The plan was a simple peddle along the National Cycle Network Route 4 – The Thames Valley Cycle Way – west. I knew that there was a campsite the other side of Shepperton and trains stations along the way should I need to bail. The distance to the campsite was about 15 miles so not a lengthy or arduous run as there are only a few bumps and lumps on the way where the route leaves the river.
The try out was a success and I’m planning the next leg of the route that I’ll do in the next few weeks.
The biggest lesson learnt and one of the reasons for a trial run was to get an idea of timing and distance that could be achieved. I set my cadence to that of my usual walking pace and using my old Garmin Geko 201 GPS I was able to gather data on my average speed. This happened to be 7.5 mph, which is three times my average walking speed. This meant that whilst on foot I’d cover 15 miles in a day, by bike that would equate to 45 miles. I now have a benchmark to work with when planning future trips.
Bikepacking rig - front view.
I’ll review the panniers, bar bag and another bit of new kit that I used on the trip in other posts. I didn’t get around to pitching my shelter using the bike as planned as you can see from the pictures that there was a convenient Birch tree for that job. I wasn’t entirely happy with the fact that the bike was out of view but it was secure.

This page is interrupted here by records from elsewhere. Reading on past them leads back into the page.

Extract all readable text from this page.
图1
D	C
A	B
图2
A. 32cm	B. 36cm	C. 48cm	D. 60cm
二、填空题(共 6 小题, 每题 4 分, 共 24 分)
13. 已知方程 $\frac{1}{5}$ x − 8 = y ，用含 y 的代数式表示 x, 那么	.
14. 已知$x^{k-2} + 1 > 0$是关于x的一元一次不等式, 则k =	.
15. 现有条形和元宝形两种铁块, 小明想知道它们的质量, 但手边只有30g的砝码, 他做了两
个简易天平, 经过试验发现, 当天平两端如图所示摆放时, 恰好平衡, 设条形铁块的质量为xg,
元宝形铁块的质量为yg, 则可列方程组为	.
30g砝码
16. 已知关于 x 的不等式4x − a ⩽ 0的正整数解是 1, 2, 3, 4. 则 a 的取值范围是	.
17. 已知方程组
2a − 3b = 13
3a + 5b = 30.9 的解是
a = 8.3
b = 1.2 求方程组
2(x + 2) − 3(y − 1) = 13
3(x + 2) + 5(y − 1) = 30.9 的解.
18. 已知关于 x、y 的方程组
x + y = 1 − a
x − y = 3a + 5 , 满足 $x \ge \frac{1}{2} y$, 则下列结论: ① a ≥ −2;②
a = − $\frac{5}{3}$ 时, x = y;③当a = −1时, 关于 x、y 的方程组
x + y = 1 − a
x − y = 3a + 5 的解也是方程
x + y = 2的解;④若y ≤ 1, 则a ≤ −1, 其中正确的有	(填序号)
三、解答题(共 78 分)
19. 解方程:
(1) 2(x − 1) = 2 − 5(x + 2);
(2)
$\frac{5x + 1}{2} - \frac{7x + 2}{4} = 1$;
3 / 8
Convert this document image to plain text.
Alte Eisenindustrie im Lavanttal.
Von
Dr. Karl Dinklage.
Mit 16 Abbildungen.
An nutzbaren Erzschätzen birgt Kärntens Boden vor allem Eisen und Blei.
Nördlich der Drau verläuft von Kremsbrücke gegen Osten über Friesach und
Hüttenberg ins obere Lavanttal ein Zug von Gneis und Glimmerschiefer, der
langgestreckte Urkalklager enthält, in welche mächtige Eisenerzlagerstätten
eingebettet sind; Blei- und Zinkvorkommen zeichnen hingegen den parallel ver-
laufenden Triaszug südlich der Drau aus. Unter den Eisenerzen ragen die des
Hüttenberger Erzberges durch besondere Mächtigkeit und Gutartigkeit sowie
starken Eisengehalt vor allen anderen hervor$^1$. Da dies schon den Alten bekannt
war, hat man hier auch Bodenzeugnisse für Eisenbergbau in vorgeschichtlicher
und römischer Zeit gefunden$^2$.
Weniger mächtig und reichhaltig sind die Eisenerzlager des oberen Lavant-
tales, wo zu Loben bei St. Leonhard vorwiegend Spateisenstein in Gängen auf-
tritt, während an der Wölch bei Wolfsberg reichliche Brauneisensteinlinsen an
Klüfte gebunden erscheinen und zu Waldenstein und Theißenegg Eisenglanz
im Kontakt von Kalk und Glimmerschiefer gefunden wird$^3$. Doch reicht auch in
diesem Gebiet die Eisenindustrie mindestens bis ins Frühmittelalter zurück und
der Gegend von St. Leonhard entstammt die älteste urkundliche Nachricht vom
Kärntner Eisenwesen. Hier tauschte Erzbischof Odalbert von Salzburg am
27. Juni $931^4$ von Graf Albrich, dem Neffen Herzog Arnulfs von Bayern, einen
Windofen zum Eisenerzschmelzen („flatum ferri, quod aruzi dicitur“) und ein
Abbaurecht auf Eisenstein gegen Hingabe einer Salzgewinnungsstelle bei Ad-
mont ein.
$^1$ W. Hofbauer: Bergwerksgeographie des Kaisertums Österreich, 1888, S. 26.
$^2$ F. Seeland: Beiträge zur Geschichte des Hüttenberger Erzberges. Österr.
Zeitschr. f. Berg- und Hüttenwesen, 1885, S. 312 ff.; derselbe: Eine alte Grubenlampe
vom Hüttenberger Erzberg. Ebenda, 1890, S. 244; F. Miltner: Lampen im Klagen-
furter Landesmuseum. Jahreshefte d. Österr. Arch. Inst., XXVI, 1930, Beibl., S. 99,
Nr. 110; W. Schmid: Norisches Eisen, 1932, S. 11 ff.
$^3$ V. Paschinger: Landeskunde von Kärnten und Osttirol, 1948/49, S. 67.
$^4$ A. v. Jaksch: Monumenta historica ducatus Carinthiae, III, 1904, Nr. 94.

Bikepacking rig - rear view.
I modified my kit list slightly to give me weights of the kit units – shelter, sleeping, cooking, spare clothes, food, and so on – so that I could evenly distribute the weight between the panniers. And as it happened the units balanced themselves out reasonably well but didn't go as far as checking the weight on the bathroom scales! The panniers coped with the volume of kit, as expected, with room for more if required. If I wanted or needed to take more or create space in the bags each bag has a pair of D rings on the top so stuff could be lashed on top. The seat post bag held the tools, spare inner, etc. with the bar bag holding wallet, keys, phone, camera, jelly babies and insulin kit. I can't see me needing anything else to carry kit in other than another bottle cage for carrying a bigger fuel bottle for longer trips. Apart from that it was just the same as any other hike.